Reuters is reporting that Eritrea’s president Isaias Afwerki is heading to Ugandan capital Kampala this week for a 3-day state visit. There is a wide-spread speculation that Uganda’s dictator has invited Isaias to broker a peace deal with Ethiopia’s khat-addicted tyrant Meles Zenawi. It’s highly doubtful, but if the speculation is true, and if Yoweri Musseveni succeeds in normalizing relations between Woyanne and Eritrea, it will be a big blow to Ethiopia. Fueling the speculation is a “breaking news” by Meskerem.net today that Woyanne’s boss Meles Zenawi has called Eritrean opposition groups for urgent meeting in Addis Ababa on Wednesday. Meles and his Woyanne thugs will be gone soon one way or another. Eritrea’s government needs to take the long-term view and build strong relationship with the people of Ethiopia, instead of making peace with the Woyanne junta that is barely surviving. Read the Reuters report below:
Uganda invites Eritrea leader for visit
KAMPALA (Reuters) – Uganda has invited Eritrea’s leader, President Isaias Afewerki, accused by the West of stoking Somalia’s Islamist rebellion and destabilising the east African region, to a state visit next week, Uganda’s State House said.
Eritrea rejoined the East African bloc IGAD last month, four years after it walked out on the body in protest at arch-foe Ethiopia’s invasion of Somalia to oust an Islamist administration the United States said had ties to al Qaeda.
“Eritrea is one of the strategically vital countries to the stability of the region, especially in the Horn of Africa and the wider global agenda,” State House said in a statement late on Thursday.
A U.N. Monitoring Group report on Somalia and Eritrea said in late July that Asmara was bankrolling al Qaeda-linked al Shabaab militants in Somalia. Al Shabaab claimed they were behind a twin suicide bomb attack on the Ugandan capital, Kampala, last year.
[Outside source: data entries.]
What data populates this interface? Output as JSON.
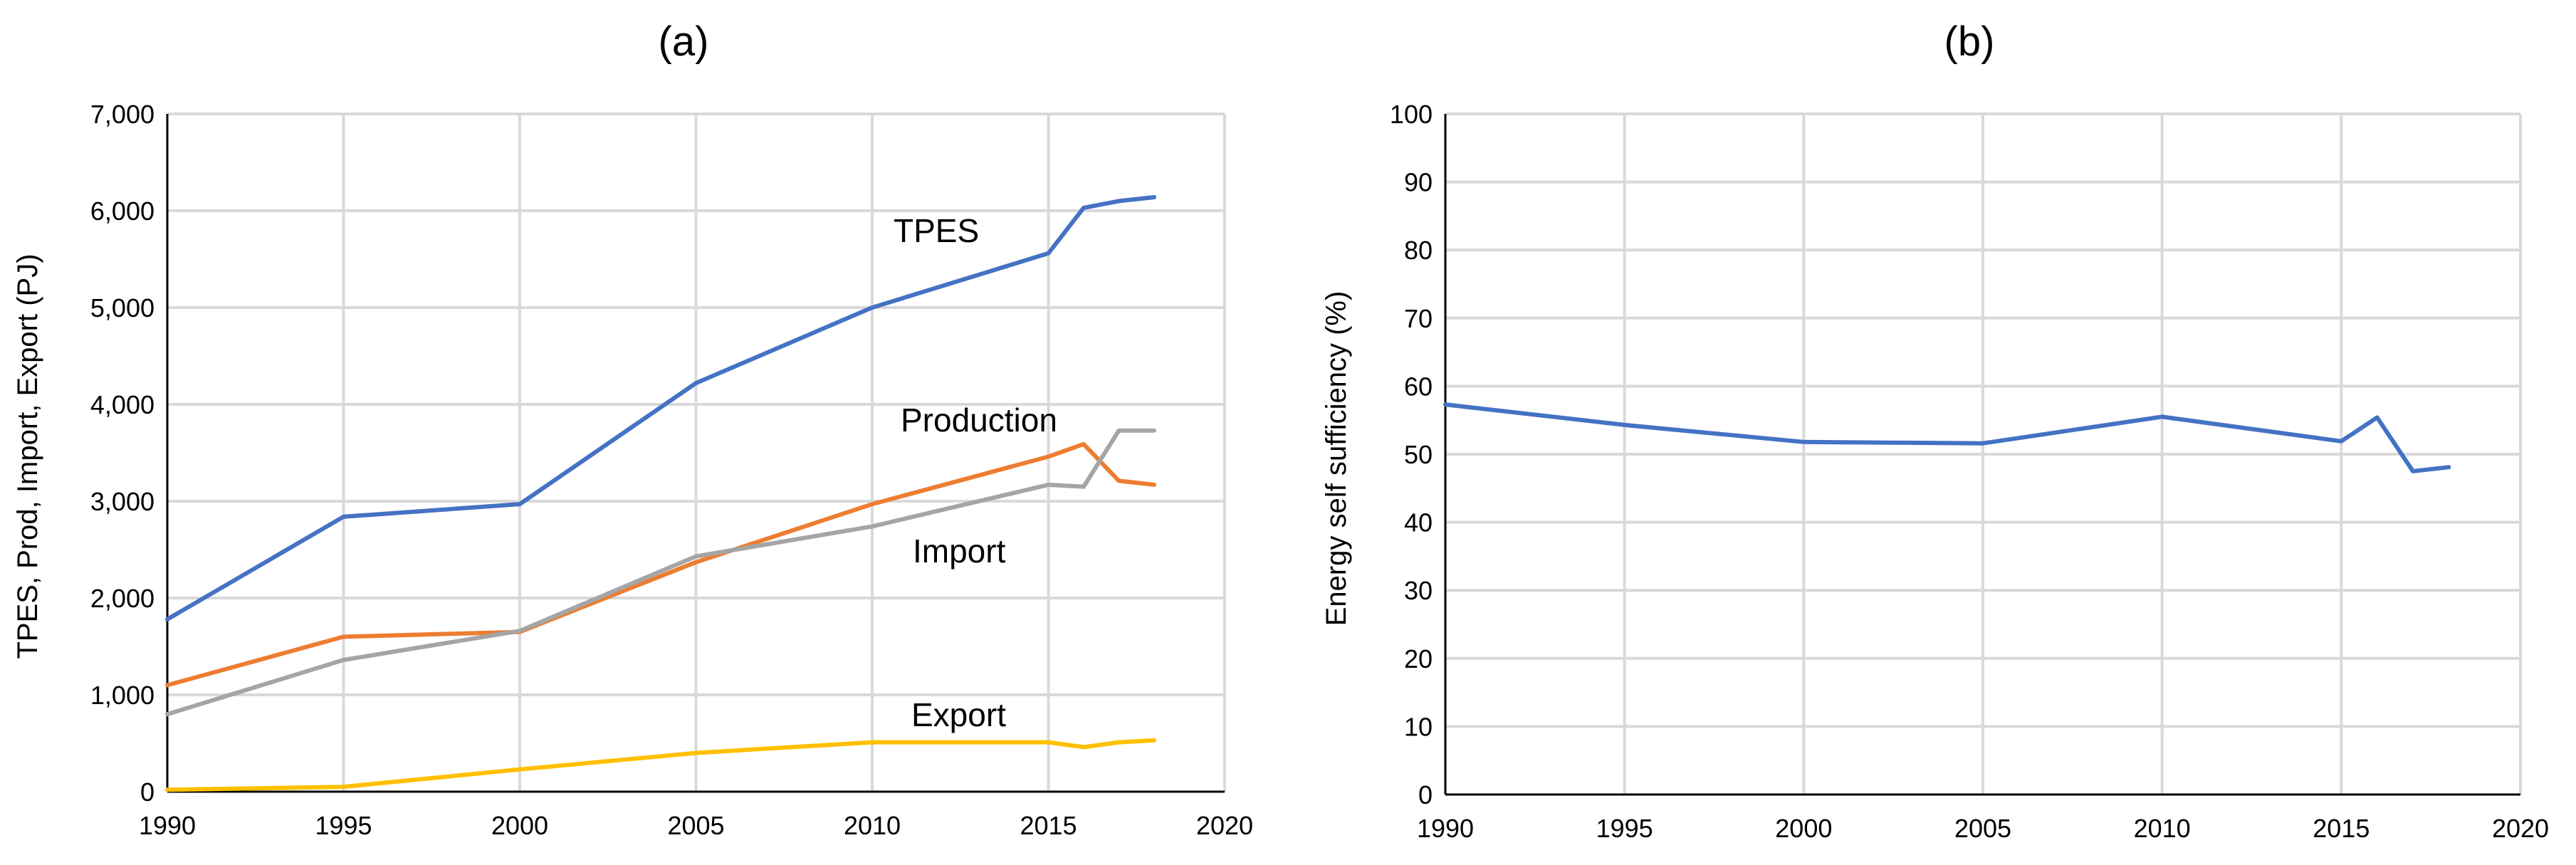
{
  "chart_data": [
    {
      "type": "line",
      "title": "(a)",
      "xlabel": "",
      "ylabel": "TPES, Prod, Import, Export (PJ)",
      "xlim": [
        1990,
        2020
      ],
      "ylim": [
        0,
        7000
      ],
      "x_ticks": [
        1990,
        1995,
        2000,
        2005,
        2010,
        2015,
        2020
      ],
      "y_ticks": [
        0,
        1000,
        2000,
        3000,
        4000,
        5000,
        6000,
        7000
      ],
      "x_tick_labels": [
        "1990",
        "1995",
        "2000",
        "2005",
        "2010",
        "2015",
        "2020"
      ],
      "y_tick_labels": [
        "0",
        "1,000",
        "2,000",
        "3,000",
        "4,000",
        "5,000",
        "6,000",
        "7,000"
      ],
      "grid": true,
      "series": [
        {
          "name": "TPES",
          "label": "TPES",
          "color": "#4472c4",
          "x": [
            1990,
            1995,
            2000,
            2005,
            2010,
            2015,
            2016,
            2017,
            2018
          ],
          "y": [
            1780,
            2840,
            2970,
            4220,
            5000,
            5560,
            6030,
            6100,
            6140
          ]
        },
        {
          "name": "Production",
          "label": "Production",
          "color": "#ed7d31",
          "x": [
            1990,
            1995,
            2000,
            2005,
            2010,
            2015,
            2016,
            2017,
            2018
          ],
          "y": [
            1100,
            1600,
            1650,
            2370,
            2970,
            3460,
            3590,
            3210,
            3170
          ]
        },
        {
          "name": "Import",
          "label": "Import",
          "color": "#a5a5a5",
          "x": [
            1990,
            1995,
            2000,
            2005,
            2010,
            2015,
            2016,
            2017,
            2018
          ],
          "y": [
            800,
            1360,
            1660,
            2430,
            2740,
            3170,
            3150,
            3730,
            3730
          ]
        },
        {
          "name": "Export",
          "label": "Export",
          "color": "#ffc000",
          "x": [
            1990,
            1995,
            2000,
            2005,
            2010,
            2015,
            2016,
            2017,
            2018
          ],
          "y": [
            20,
            50,
            230,
            400,
            510,
            510,
            460,
            510,
            530
          ]
        }
      ]
    },
    {
      "type": "line",
      "title": "(b)",
      "xlabel": "",
      "ylabel": "Energy self sufficiency (%)",
      "xlim": [
        1990,
        2020
      ],
      "ylim": [
        0,
        100
      ],
      "x_ticks": [
        1990,
        1995,
        2000,
        2005,
        2010,
        2015,
        2020
      ],
      "y_ticks": [
        0,
        10,
        20,
        30,
        40,
        50,
        60,
        70,
        80,
        90,
        100
      ],
      "x_tick_labels": [
        "1990",
        "1995",
        "2000",
        "2005",
        "2010",
        "2015",
        "2020"
      ],
      "y_tick_labels": [
        "0",
        "10",
        "20",
        "30",
        "40",
        "50",
        "60",
        "70",
        "80",
        "90",
        "100"
      ],
      "grid": true,
      "series": [
        {
          "name": "Energy self sufficiency",
          "color": "#4472c4",
          "x": [
            1990,
            1995,
            2000,
            2005,
            2010,
            2015,
            2016,
            2017,
            2018
          ],
          "y": [
            57.3,
            54.3,
            51.8,
            51.6,
            55.5,
            51.9,
            55.4,
            47.5,
            48.1
          ]
        }
      ]
    }
  ]
}
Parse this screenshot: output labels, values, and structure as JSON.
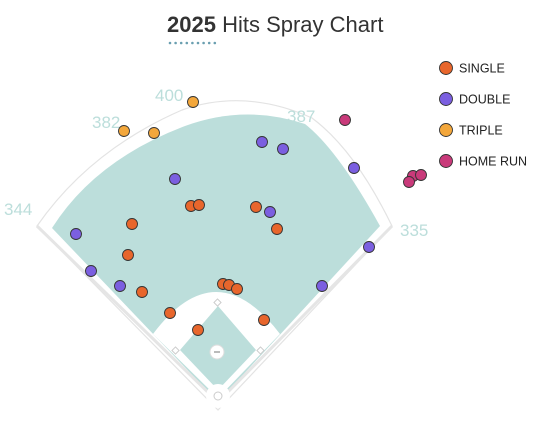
{
  "title": {
    "year": "2025",
    "rest": " Hits Spray Chart"
  },
  "colors": {
    "turf": "#bcdedb",
    "infield_dirt": "#ffffff",
    "wall_line": "#dddddd",
    "title_underline": "#6a9fb0",
    "distance_label": "#bcdedb"
  },
  "chart_data": {
    "type": "scatter",
    "title": "2025 Hits Spray Chart",
    "distance_markers": [
      {
        "label": "344",
        "position": "left-field-line"
      },
      {
        "label": "382",
        "position": "left-center"
      },
      {
        "label": "400",
        "position": "center"
      },
      {
        "label": "387",
        "position": "right-center"
      },
      {
        "label": "335",
        "position": "right-field-line"
      }
    ],
    "legend_position": "top-right",
    "series": [
      {
        "name": "SINGLE",
        "color": "#e8662c",
        "points": [
          [
            132,
            224
          ],
          [
            191,
            206
          ],
          [
            199,
            205
          ],
          [
            256,
            207
          ],
          [
            277,
            229
          ],
          [
            128,
            255
          ],
          [
            142,
            292
          ],
          [
            223,
            284
          ],
          [
            229,
            285
          ],
          [
            237,
            289
          ],
          [
            170,
            313
          ],
          [
            198,
            330
          ],
          [
            264,
            320
          ]
        ]
      },
      {
        "name": "DOUBLE",
        "color": "#7b5fe0",
        "points": [
          [
            262,
            142
          ],
          [
            283,
            149
          ],
          [
            175,
            179
          ],
          [
            270,
            212
          ],
          [
            76,
            234
          ],
          [
            91,
            271
          ],
          [
            120,
            286
          ],
          [
            354,
            168
          ],
          [
            369,
            247
          ],
          [
            322,
            286
          ]
        ]
      },
      {
        "name": "TRIPLE",
        "color": "#f3a73b",
        "points": [
          [
            124,
            131
          ],
          [
            154,
            133
          ],
          [
            193,
            102
          ]
        ]
      },
      {
        "name": "HOME RUN",
        "color": "#c93a7a",
        "points": [
          [
            345,
            120
          ],
          [
            413,
            176
          ],
          [
            421,
            175
          ],
          [
            409,
            182
          ]
        ]
      }
    ]
  }
}
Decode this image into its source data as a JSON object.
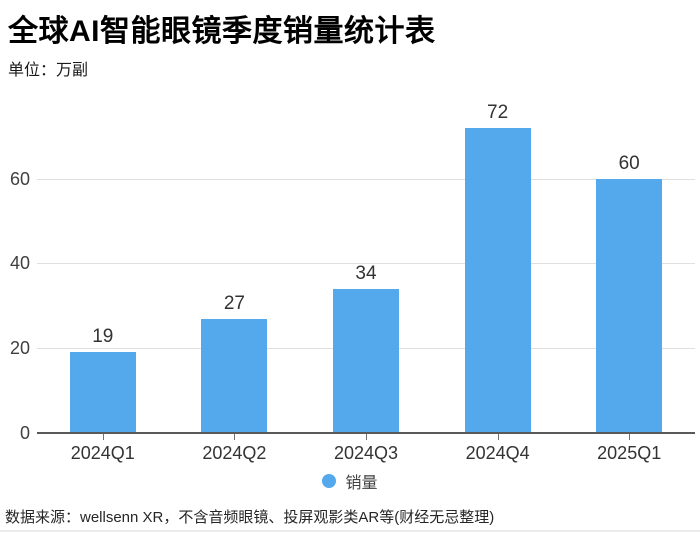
{
  "page": {
    "title": "全球AI智能眼镜季度销量统计表",
    "unit_label": "单位：万副",
    "source": "数据来源：wellsenn XR，不含音频眼镜、投屏观影类AR等(财经无忌整理)"
  },
  "legend": {
    "label": "销量"
  },
  "colors": {
    "bar": "#54a8ec",
    "grid": "#e0e0e0",
    "axis_line": "#595959",
    "tick": "#737373",
    "value_label": "#333333",
    "axis_label": "#404040"
  },
  "chart_data": {
    "type": "bar",
    "title": "全球AI智能眼镜季度销量统计表",
    "categories": [
      "2024Q1",
      "2024Q2",
      "2024Q3",
      "2024Q4",
      "2025Q1"
    ],
    "series": [
      {
        "name": "销量",
        "values": [
          19,
          27,
          34,
          72,
          60
        ]
      }
    ],
    "xlabel": "",
    "ylabel": "万副",
    "ylim": [
      0,
      80
    ],
    "yticks": [
      0,
      20,
      40,
      60
    ],
    "grid": true,
    "legend_position": "bottom",
    "value_labels": true
  }
}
Horn of Africa experts say that Isaias has become increasingly diplomatically isolated. Leader of one of the world’s most secretive states, Isaias makes few state visits.
The U.N. has imposed an arms embargo on Eritrea, as well as a travel ban and an asset freeze on Eritrean political and military leaders who it says are violating an arms embargo on Somalia.